Jason heard people involuntarily gasp. That just wasn’t said. “Special needs” or “handi-capable” were the terms they’d all been educated to use since their first days as tiny people, learning together, how the world was. How to be citizens in the great tribe of humanity together. But there were always those who used the old terms. The slangs, the slurs, the derisions. Often in the name of “just joking,” or “having fun with you.” You couldn’t educate hate out of people who needed someone less than themselves, someone they could point at and measure their lives by.
They loved feeling superior. So they needed someone to play the part of inferior.
“Yeah,” continued the director.
“That’s right. She’s a retard, Jason. TMZ found her video résumé online. She’s all, “Ma name is Mawa Bennett.” How d’ya like that, big star? Beaten by an idiot retard in front of the whole world. Nice job, Captain. I wouldn’t be counting on that Thundaar role your agent’s been schlepping all over town. No, buddy, I wouldn’t count on that one at all. Not by a long shot.”
The director threw down her shooting script and stomped off in her very expensive punk books, disappearing into the night.
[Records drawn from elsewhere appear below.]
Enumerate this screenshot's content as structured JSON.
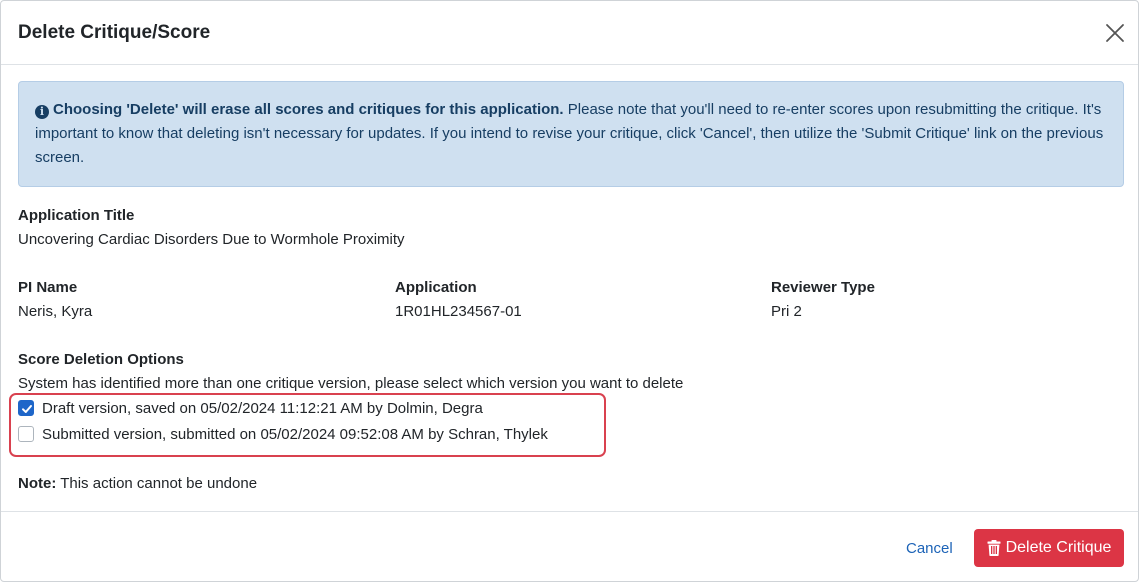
{
  "modal": {
    "title": "Delete Critique/Score"
  },
  "alert": {
    "bold_text": "Choosing 'Delete' will erase all scores and critiques for this application.",
    "text": " Please note that you'll need to re-enter scores upon resubmitting the critique. It's important to know that deleting isn't necessary for updates. If you intend to revise your critique, click 'Cancel', then utilize the 'Submit Critique' link on the previous screen."
  },
  "application_title": {
    "label": "Application Title",
    "value": "Uncovering Cardiac Disorders Due to Wormhole Proximity"
  },
  "pi_name": {
    "label": "PI Name",
    "value": "Neris, Kyra"
  },
  "application": {
    "label": "Application",
    "value": "1R01HL234567-01"
  },
  "reviewer_type": {
    "label": "Reviewer Type",
    "value": "Pri 2"
  },
  "score_deletion": {
    "label": "Score Deletion Options",
    "instruction": "System has identified more than one critique version, please select which version you want to delete",
    "options": [
      {
        "label": "Draft version, saved on 05/02/2024 11:12:21 AM by Dolmin, Degra",
        "checked": true
      },
      {
        "label": "Submitted version, submitted on 05/02/2024 09:52:08 AM by Schran, Thylek",
        "checked": false
      }
    ]
  },
  "note": {
    "label": "Note:",
    "text": " This action cannot be undone"
  },
  "footer": {
    "cancel_label": "Cancel",
    "delete_label": "Delete Critique"
  },
  "colors": {
    "alert_bg": "#cfe0f0",
    "alert_text": "#173e63",
    "danger": "#dc3545",
    "link": "#1c63b7",
    "checkbox_checked": "#1e66c9",
    "highlight_border": "#d9414f"
  },
  "icons": {
    "close": "close-icon",
    "info": "info-circle-icon",
    "trash": "trash-icon",
    "check": "check-icon"
  }
}
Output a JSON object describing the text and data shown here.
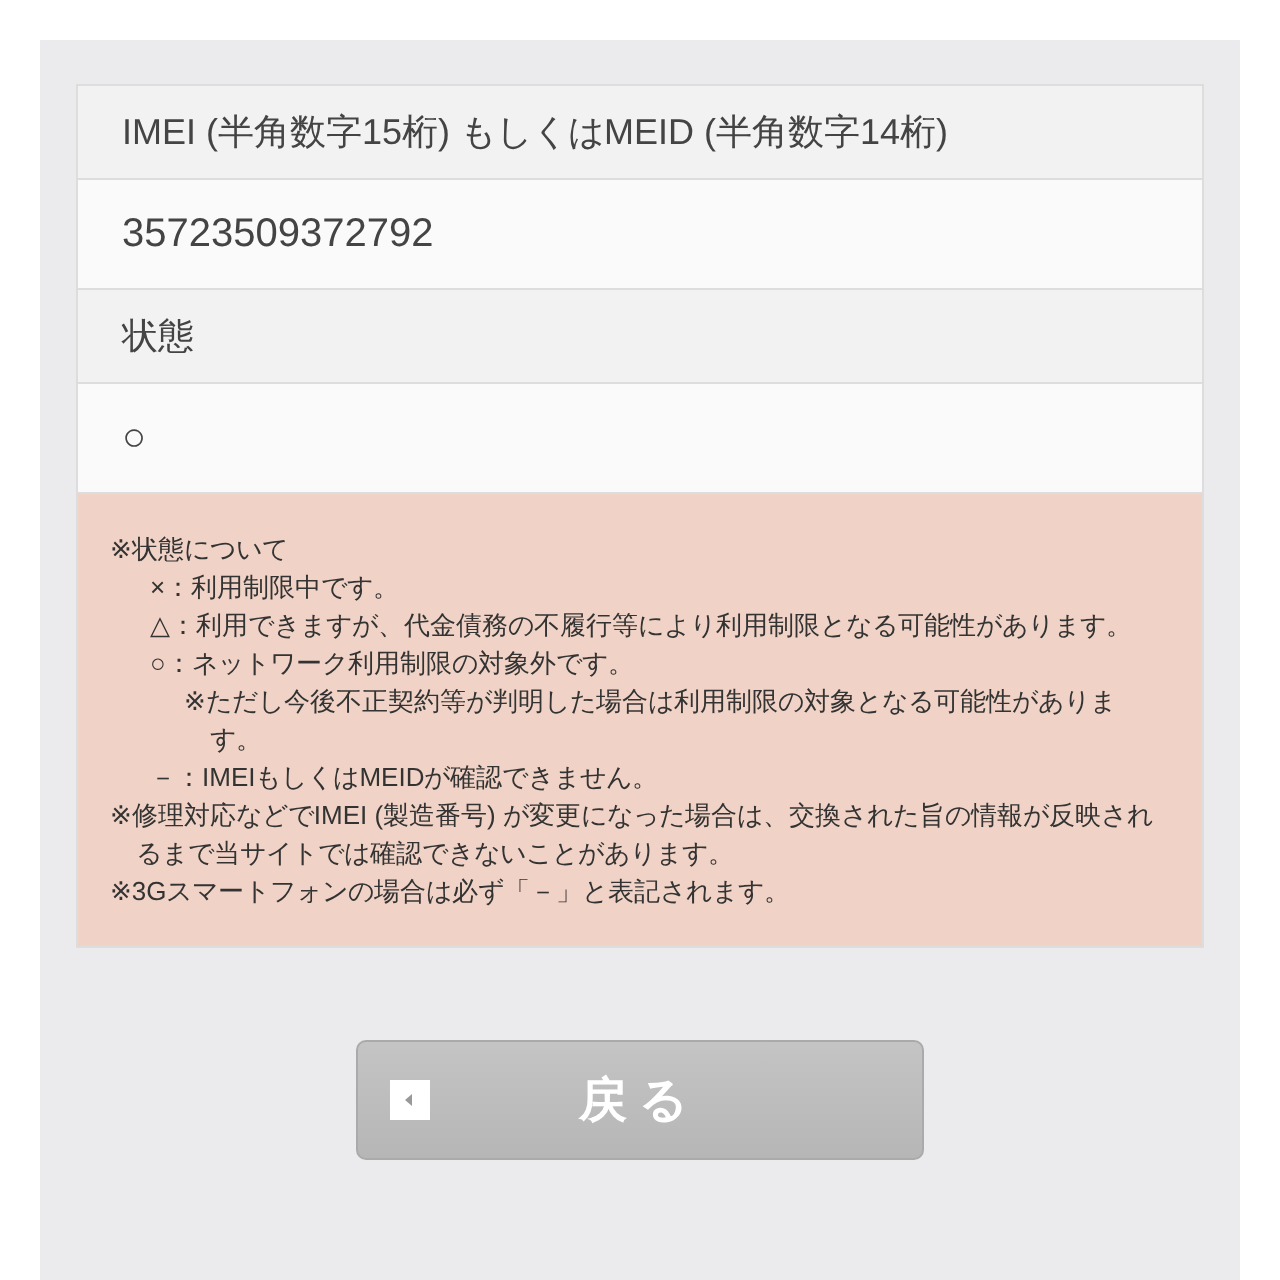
{
  "fields": [
    {
      "label": "IMEI (半角数字15桁) もしくはMEID (半角数字14桁)",
      "value": "35723509372792"
    },
    {
      "label": "状態",
      "value": "○"
    }
  ],
  "notes": [
    {
      "text": "※状態について",
      "children": [
        {
          "text": "×：利用制限中です。"
        },
        {
          "text": "△：利用できますが、代金債務の不履行等により利用制限となる可能性があります。"
        },
        {
          "text": "○：ネットワーク利用制限の対象外です。",
          "children": [
            {
              "text": "※ただし今後不正契約等が判明した場合は利用制限の対象となる可能性があります。"
            }
          ]
        },
        {
          "text": "－：IMEIもしくはMEIDが確認できません。"
        }
      ]
    },
    {
      "text": "※修理対応などでIMEI (製造番号) が変更になった場合は、交換された旨の情報が反映されるまで当サイトでは確認できないことがあります。"
    },
    {
      "text": "※3Gスマートフォンの場合は必ず「－」と表記されます。"
    }
  ],
  "back_button": {
    "label": "戻る"
  }
}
And then the door to the trailer opened. One of the game nerds nodded to Jason and allowed him to pass. They led him to a computer where his StarFleet Empires avatar was already logged in. Jason sat down at the computer and placed his hands on the keyboard. His shaking fingers felt numb. On screen his avatar was standing in the turbolift. Phaser in hand. Red emergency lights flashing. Ship’s computer repeating, “Warning, core breach in progress. You have three minutes to evacuate the ship and reach the minimum safe distance. Warning, core breach…”
Chapter Thirty-Eight
Mara heard the “core breach” warning begin to bleat repeatedly in the Intrepid computer’s matronly voice. Emergency red lights strobed at every intersection. “Good job, Drex,” she muttered, as she tapped at her keyboard and kept searching for a maintenance hatch that would allow her to crawl around inside the guts of Intrepid and ambush redshirts. She found an access panel halfway down the next curving corridor. There was a mini-game unlock, but she took a chance and just disintegrated the hatch with her disruptor pistol. Then she entered the darkness, hitting the “I” key on the keyboard. A moment later, her avatar raised a small flat device that emitted a bright green light out and ahead of her.
“Drex,” she said over the chat. “I’m in. How’s it going?”
“Very well indeed, Captain. Things are almost complete. I’ve managed to lock them out of engineering, start the core breach cascade, and, just for fun, I’m taking over the ship for the few minutes of its existence that remain. Too bad there’s nothing to ram it into. The violence of the explosion would be breathtaking… that is, if I had breath.”